In Montgomery County, MD: Food Deemed too Dangerous
Hard as it is to believe, my county school board's initiative encouraging school gardens prohibits the growing of edibles on school grounds – period. And that's just one of the many rules that must be followed, including having to choose from four approved templates for school gardens – all of them habitat gardens. (The rules were written with the help of the Audubon Society and the county's Master Gardeners.)
Those rules don't actually SAY you can't grow edibles but they don't say you can, and when schools ask for permission to grow food they're told no – because food violates the school's Safety Handbook! Says their safety director, "Fruits
and vegetables are a natural food source for pests, including rodents,
and we are restricted from using any type of pesticide to keep rodents
away until we’ve removed all food sources, so there’s a problem with
putting food sources on school grounds.” He mentioned rabbits,
snakes, groundhogs, mice and rats as rodents that might show up in
gardens and went on to cite
student allergies to the fruits and vegetables as a potential problem.

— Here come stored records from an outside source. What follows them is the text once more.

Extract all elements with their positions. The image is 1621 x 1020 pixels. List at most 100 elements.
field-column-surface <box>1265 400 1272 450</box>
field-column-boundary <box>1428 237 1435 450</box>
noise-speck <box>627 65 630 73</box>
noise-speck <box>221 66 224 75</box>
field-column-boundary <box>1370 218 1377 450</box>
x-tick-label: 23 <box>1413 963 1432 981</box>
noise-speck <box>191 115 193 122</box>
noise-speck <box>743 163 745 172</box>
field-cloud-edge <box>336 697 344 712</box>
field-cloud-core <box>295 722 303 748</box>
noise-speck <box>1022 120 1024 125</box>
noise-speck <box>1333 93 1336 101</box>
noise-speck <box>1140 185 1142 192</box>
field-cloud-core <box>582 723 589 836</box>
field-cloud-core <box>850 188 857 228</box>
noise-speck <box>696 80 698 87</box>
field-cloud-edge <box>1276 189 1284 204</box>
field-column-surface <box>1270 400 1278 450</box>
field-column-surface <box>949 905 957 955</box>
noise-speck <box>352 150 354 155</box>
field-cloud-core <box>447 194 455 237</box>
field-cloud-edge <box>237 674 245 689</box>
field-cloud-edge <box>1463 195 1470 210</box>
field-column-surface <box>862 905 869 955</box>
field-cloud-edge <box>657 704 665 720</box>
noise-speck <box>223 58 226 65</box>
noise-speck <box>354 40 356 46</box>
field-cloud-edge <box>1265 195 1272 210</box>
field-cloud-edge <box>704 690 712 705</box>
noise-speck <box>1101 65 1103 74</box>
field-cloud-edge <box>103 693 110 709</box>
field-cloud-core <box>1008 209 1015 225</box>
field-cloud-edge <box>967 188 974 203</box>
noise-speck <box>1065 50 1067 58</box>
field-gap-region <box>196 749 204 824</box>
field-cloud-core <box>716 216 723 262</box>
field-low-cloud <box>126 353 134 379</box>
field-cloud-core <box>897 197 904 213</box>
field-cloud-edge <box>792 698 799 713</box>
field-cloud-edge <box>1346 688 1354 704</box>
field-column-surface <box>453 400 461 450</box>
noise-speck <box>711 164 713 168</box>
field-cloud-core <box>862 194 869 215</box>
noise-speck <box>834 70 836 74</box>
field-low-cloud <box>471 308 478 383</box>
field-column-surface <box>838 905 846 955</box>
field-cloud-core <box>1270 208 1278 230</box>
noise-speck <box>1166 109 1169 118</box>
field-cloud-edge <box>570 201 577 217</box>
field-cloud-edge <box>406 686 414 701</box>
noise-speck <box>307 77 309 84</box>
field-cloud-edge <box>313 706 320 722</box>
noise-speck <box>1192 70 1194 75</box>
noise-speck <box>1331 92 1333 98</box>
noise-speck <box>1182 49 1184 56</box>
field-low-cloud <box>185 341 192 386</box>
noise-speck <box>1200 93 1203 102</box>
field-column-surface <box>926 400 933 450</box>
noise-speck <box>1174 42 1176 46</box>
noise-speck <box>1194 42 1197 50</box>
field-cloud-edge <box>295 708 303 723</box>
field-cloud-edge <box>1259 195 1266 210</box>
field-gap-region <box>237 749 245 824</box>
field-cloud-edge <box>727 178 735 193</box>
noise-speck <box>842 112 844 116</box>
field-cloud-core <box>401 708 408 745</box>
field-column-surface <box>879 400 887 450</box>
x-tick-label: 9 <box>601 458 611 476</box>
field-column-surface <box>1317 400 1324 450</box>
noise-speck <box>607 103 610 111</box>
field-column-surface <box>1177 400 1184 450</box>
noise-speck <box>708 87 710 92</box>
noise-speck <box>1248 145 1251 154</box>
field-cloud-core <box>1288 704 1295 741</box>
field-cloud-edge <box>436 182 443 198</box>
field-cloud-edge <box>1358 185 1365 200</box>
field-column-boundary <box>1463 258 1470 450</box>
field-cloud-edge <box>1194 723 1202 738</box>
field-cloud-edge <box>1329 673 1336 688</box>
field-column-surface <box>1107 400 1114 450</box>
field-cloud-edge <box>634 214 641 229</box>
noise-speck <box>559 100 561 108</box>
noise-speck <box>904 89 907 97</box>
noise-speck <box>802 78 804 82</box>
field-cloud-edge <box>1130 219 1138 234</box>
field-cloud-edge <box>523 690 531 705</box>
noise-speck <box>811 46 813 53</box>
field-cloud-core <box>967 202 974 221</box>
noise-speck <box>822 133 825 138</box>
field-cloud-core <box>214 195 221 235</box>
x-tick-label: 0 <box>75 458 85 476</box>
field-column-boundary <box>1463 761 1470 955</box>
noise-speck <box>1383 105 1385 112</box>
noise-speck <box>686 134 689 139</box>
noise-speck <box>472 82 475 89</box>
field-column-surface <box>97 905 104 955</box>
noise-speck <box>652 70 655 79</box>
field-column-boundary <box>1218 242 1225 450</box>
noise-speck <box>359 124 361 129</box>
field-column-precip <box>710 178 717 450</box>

In meetings, other school board staff have also mentioned insect stings and toxins in the soil as still more things we should be afraid of.
Gordon Clark, head of Montgomery Victory Gardens, a group pressing for more veg-growing in schools and elsewhere, has attended the meetings and tells me that one politician actually asked "What if some well-meaning
neighbor comes and sprays pesticides on the school garden when we're not
there?" Seriously? Are they just making up problems? The Victory Garden folks have also discovered stealth gardens on school grounds – constructed and maintained in secret so as not to be shut down by the school board. This is nuts.

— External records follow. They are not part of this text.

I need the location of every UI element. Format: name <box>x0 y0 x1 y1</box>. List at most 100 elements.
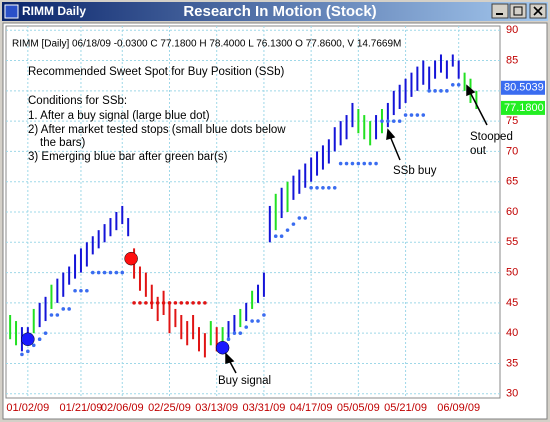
y-tick-label: 35 <box>506 357 518 369</box>
y-tick-label: 45 <box>506 297 518 309</box>
stop-dot <box>132 301 136 305</box>
stop-dot <box>350 161 355 166</box>
stop-dot <box>362 161 367 166</box>
stop-dot <box>279 234 284 239</box>
arrow-head <box>386 128 396 141</box>
note: Recommended Sweet Spot for Buy Position … <box>28 66 284 78</box>
stop-dot <box>55 313 60 317</box>
stop-dot <box>167 301 172 305</box>
stop-dot <box>338 161 343 166</box>
stop-dot <box>297 216 302 220</box>
arrow-head <box>225 352 235 364</box>
stop-dot <box>456 82 461 87</box>
stop-dot <box>380 119 384 123</box>
stop-dot <box>20 352 24 357</box>
x-tick-label: 01/21/09 <box>60 402 103 414</box>
y-tick-label: 90 <box>506 24 518 36</box>
minimize-button[interactable] <box>491 3 509 19</box>
stop-dot <box>31 343 36 348</box>
stop-dot <box>114 270 119 275</box>
stop-dot <box>421 113 426 117</box>
stop-dot <box>232 331 237 335</box>
annotation: Stooped <box>470 131 513 143</box>
note: Conditions for SSb: <box>28 95 127 107</box>
close-icon <box>533 6 543 16</box>
arrow <box>389 135 401 161</box>
price-label-box <box>501 100 545 115</box>
stop-dot <box>49 313 54 317</box>
stop-dot <box>433 89 437 93</box>
stop-dot <box>368 161 372 166</box>
stop-dot <box>291 222 296 226</box>
annotation: out <box>470 145 487 157</box>
note: 1. After a buy signal (large blue dot) <box>28 110 210 122</box>
stop-dot <box>427 89 431 93</box>
stop-dot <box>238 331 243 335</box>
stop-dot <box>445 89 449 93</box>
y-tick-label: 75 <box>506 115 518 127</box>
stop-dot <box>303 216 308 220</box>
stop-dot <box>244 325 249 329</box>
signal-dot <box>215 340 230 355</box>
y-tick-label: 40 <box>506 327 518 339</box>
y-tick-label: 55 <box>506 236 518 248</box>
stop-dot <box>61 307 66 311</box>
stop-dot <box>386 119 390 123</box>
window-buttons[interactable] <box>491 3 547 19</box>
stop-dot <box>185 301 189 305</box>
stop-dot <box>397 119 402 123</box>
stop-dot <box>327 185 331 190</box>
x-tick-label: 02/25/09 <box>148 402 191 414</box>
stop-dot <box>96 270 101 275</box>
x-tick-label: 05/21/09 <box>384 402 427 414</box>
title-bar <box>2 2 548 21</box>
x-tick-label: 03/13/09 <box>195 402 238 414</box>
stop-dot <box>67 307 71 311</box>
stop-dot <box>250 319 254 323</box>
maximize-button[interactable] <box>509 3 527 19</box>
x-tick-label: 03/31/09 <box>243 402 286 414</box>
stop-dot <box>415 113 420 117</box>
annotation: Buy signal <box>218 375 271 387</box>
y-tick-label: 70 <box>506 145 518 157</box>
app-icon <box>4 4 19 19</box>
x-tick-label: 05/05/09 <box>337 402 380 414</box>
stop-dot <box>226 337 231 342</box>
x-tick-label: 04/17/09 <box>290 402 333 414</box>
stop-dot <box>439 89 443 93</box>
stop-dot <box>409 113 414 117</box>
stop-dot <box>403 113 408 117</box>
stop-dot <box>79 288 83 293</box>
x-tick-label: 06/09/09 <box>437 402 480 414</box>
stop-dot <box>344 161 349 166</box>
stop-dot <box>450 82 455 87</box>
y-tick-label: 60 <box>506 206 518 218</box>
stop-dot <box>173 301 178 305</box>
arrow-head <box>466 84 476 97</box>
plot: 3035404550556065707580859001/02/0901/21/… <box>5 24 545 414</box>
stop-dot <box>149 301 154 305</box>
stop-dot <box>315 185 319 190</box>
chart-header: RIMM [Daily] 06/18/09 -0.0300 C 77.1800 … <box>12 39 401 50</box>
note: 2) After market tested stops (small blue… <box>28 124 286 136</box>
stop-dot <box>203 301 207 305</box>
price-label-box <box>501 80 545 95</box>
stop-dot <box>321 185 325 190</box>
signal-dot <box>124 251 138 266</box>
x-tick-label: 02/06/09 <box>101 402 144 414</box>
signal-dot <box>21 332 35 346</box>
stop-dot <box>26 349 30 354</box>
stop-dot <box>391 119 396 123</box>
stop-dot <box>102 270 107 275</box>
stop-dot <box>85 288 89 293</box>
y-tick-label: 50 <box>506 266 518 278</box>
y-tick-label: 85 <box>506 54 518 66</box>
stop-dot <box>179 301 184 305</box>
stop-dot <box>90 270 95 275</box>
note: 3) Emerging blue bar after green bar(s) <box>28 151 228 163</box>
stop-dot <box>43 331 48 335</box>
stop-dot <box>161 301 166 305</box>
stop-dot <box>138 301 142 305</box>
annotation: SSb buy <box>393 165 437 177</box>
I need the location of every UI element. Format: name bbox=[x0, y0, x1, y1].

In DC: More School Gardens, Healthier Foods in the Cafeteria
The “Healthy Schools” legislation before DC's City
Council creates a school garden program, eliminates sodas and sugary drinks from schools, mandates free breakfast for all
public school students, and contributes an additional 5 cents for
school meals containing local, sustainably raised fruits and
vegetables. (Currently, the federal subsidy for DC's elementary school
kids is $2.68 per meal.) The bill would also eliminate
trans-fats, introduce nutritional standards for school meals, and set minimum levels of
required exercise for grades K through 8. Oh, and create a pilot
composting program for school food waste.
Unfortunately, snack and junk foods would still be allowed in schools, only in "managed portion sizes" (whatever!).

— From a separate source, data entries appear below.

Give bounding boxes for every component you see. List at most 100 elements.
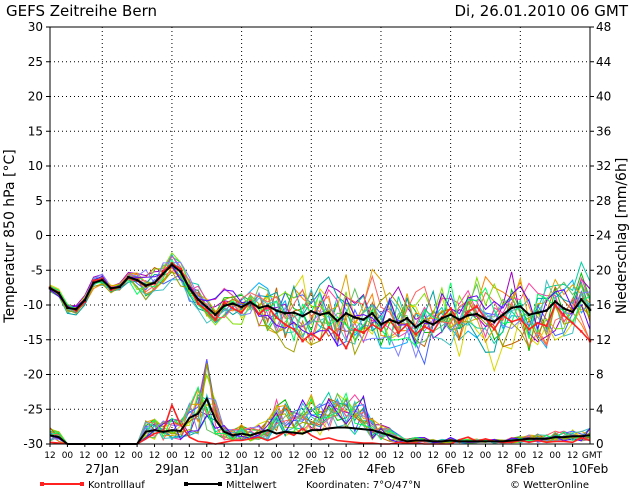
kontrolllauf-temperature-point: [562, 314, 566, 317]
kontrolllauf-temperature-point: [222, 301, 226, 304]
kontrolllauf-temperature-point: [292, 328, 296, 331]
date-label: 8Feb: [506, 462, 535, 476]
y-tick-label-left: -15: [23, 333, 43, 347]
y-tick-label-left: 5: [35, 194, 43, 208]
hour-tick-label: 00: [515, 451, 527, 461]
model-run-label: Di, 26.01.2010 06 GMT: [455, 2, 629, 20]
mittelwert-temperature-point: [475, 312, 478, 316]
gmt-label: GMT: [582, 451, 603, 461]
mittelwert-temperature-point: [397, 321, 400, 325]
hour-tick-label: 12: [323, 451, 334, 461]
hour-tick-label: 00: [236, 451, 248, 461]
kontrolllauf-temperature-point: [545, 324, 548, 328]
y-tick-label-left: -25: [23, 402, 43, 416]
mittelwert-temperature-point: [188, 287, 191, 290]
mittelwert-temperature-point: [580, 298, 583, 301]
legend-label-kontrolllauf: Kontrolllauf: [88, 480, 145, 490]
hour-tick-label: 12: [79, 451, 90, 461]
mittelwert-temperature-point: [519, 305, 522, 308]
y-tick-label-right: 8: [596, 368, 604, 382]
kontrolllauf-temperature-point: [449, 307, 452, 310]
hour-tick-label: 00: [375, 451, 387, 461]
mittelwert-temperature-point: [510, 306, 513, 309]
mittelwert-temperature-point: [92, 281, 95, 284]
date-label: 31Jan: [225, 462, 259, 476]
mittelwert-temperature-point: [135, 278, 139, 282]
kontrolllauf-temperature-point: [301, 339, 304, 343]
y-tick-label-left: -5: [31, 263, 43, 277]
kontrolllauf-temperature-point: [179, 267, 182, 271]
y-tick-label-left: -10: [23, 298, 43, 312]
hour-tick-label: 12: [567, 451, 578, 461]
kontrolllauf-temperature-point: [310, 332, 313, 335]
mittelwert-temperature-point: [179, 270, 182, 273]
kontrolllauf-temperature-point: [475, 305, 478, 308]
hour-tick-label: 00: [306, 451, 318, 461]
kontrolllauf-temperature-point: [240, 311, 243, 314]
mittelwert-temperature-point: [440, 317, 444, 320]
mittelwert-temperature-point: [144, 284, 148, 287]
mittelwert-temperature-point: [336, 319, 339, 323]
y-tick-label-right: 16: [596, 298, 611, 312]
y-tick-label-left: 15: [28, 124, 43, 138]
kontrolllauf-temperature-point: [458, 321, 461, 325]
kontrolllauf-temperature-point: [553, 303, 557, 307]
mittelwert-temperature-point: [414, 326, 418, 329]
mittelwert-temperature-point: [571, 310, 574, 314]
mittelwert-temperature-point: [283, 312, 287, 315]
y-tick-label-left: -20: [23, 368, 43, 382]
mittelwert-temperature-point: [83, 298, 87, 302]
kontrolllauf-temperature-point: [353, 328, 357, 331]
mittelwert-temperature-point: [458, 318, 461, 321]
kontrolllauf-temperature-point: [371, 323, 374, 326]
mittelwert-precipitation-line: [49, 396, 591, 445]
legend-marker: [40, 482, 44, 486]
kontrolllauf-temperature-point: [196, 302, 200, 305]
hour-tick-label: 00: [410, 451, 422, 461]
kontrolllauf-temperature-point: [327, 326, 330, 329]
mittelwert-temperature-point: [405, 317, 409, 320]
kontrolllauf-temperature-point: [397, 331, 400, 334]
mittelwert-temperature-point: [536, 311, 539, 314]
mittelwert-temperature-point: [101, 278, 104, 282]
hour-tick-label: 00: [549, 451, 561, 461]
mittelwert-temperature-point: [318, 313, 322, 316]
date-label: 10Feb: [572, 462, 609, 476]
mittelwert-temperature-point: [214, 313, 217, 316]
kontrolllauf-temperature-point: [519, 317, 522, 321]
mittelwert-temperature-point: [327, 311, 330, 314]
kontrolllauf-temperature-point: [109, 288, 113, 291]
kontrolllauf-temperature-point: [231, 307, 235, 310]
y-tick-label-right: 48: [596, 20, 611, 34]
left-axis: 30 25 20 15 10 5 0 -5 -10 -15 -20 -25 -30: [23, 20, 50, 451]
mittelwert-temperature-point: [492, 320, 496, 323]
mittelwert-temperature-point: [275, 309, 278, 312]
y-tick-label-left: 10: [28, 159, 43, 173]
kontrolllauf-temperature-point: [336, 333, 339, 337]
y-tick-label-left: 25: [28, 55, 43, 69]
kontrolllauf-temperature-point: [318, 338, 322, 341]
mittelwert-temperature-point: [292, 311, 296, 314]
mittelwert-temperature-point: [162, 272, 165, 275]
hour-tick-label: 00: [97, 451, 109, 461]
mittelwert-temperature-point: [127, 276, 130, 279]
kontrolllauf-temperature-point: [92, 279, 95, 282]
mittelwert-temperature-point: [553, 300, 557, 303]
date-label: 29Jan: [155, 462, 189, 476]
mittelwert-temperature-point: [484, 317, 487, 321]
hour-tick-label: 12: [462, 451, 473, 461]
kontrolllauf-temperature-point: [527, 328, 531, 331]
mittelwert-temperature-point: [449, 313, 452, 316]
hour-tick-label: 00: [445, 451, 457, 461]
mittelwert-temperature-point: [74, 307, 78, 311]
main-series: [48, 262, 592, 445]
kontrolllauf-temperature-point: [580, 330, 583, 333]
mittelwert-temperature-point: [344, 312, 348, 315]
mittelwert-temperature-point: [466, 314, 470, 317]
y-tick-label-left: 20: [28, 90, 43, 104]
y-tick-label-right: 20: [596, 263, 611, 277]
kontrolllauf-temperature-point: [101, 277, 104, 280]
mittelwert-temperature-point: [423, 319, 426, 323]
legend: Kontrolllauf Mittelwert Koordinaten: 7°O…: [40, 480, 589, 490]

According to one Council member, 21 states have
farm-to-school policies for incorporating
locally grown produce in school meals, but not D.C., where the CDC
tells us that 18 percent of high school students are obese and 35
percent are overweight.
Ed Bruske has been beating the drum for these changes and is my source for all school-food-and-garden news. Ed, can you tell us more about the school garden component of the bill?
What's Going on Near You?
Are your local officeholders helping or hurting the healthier-eating campaign going on across the country? Your experiences could help overturn the boneheaded anti-edibles policy in my county or stir folks everywhere to ask for more gardens and better food.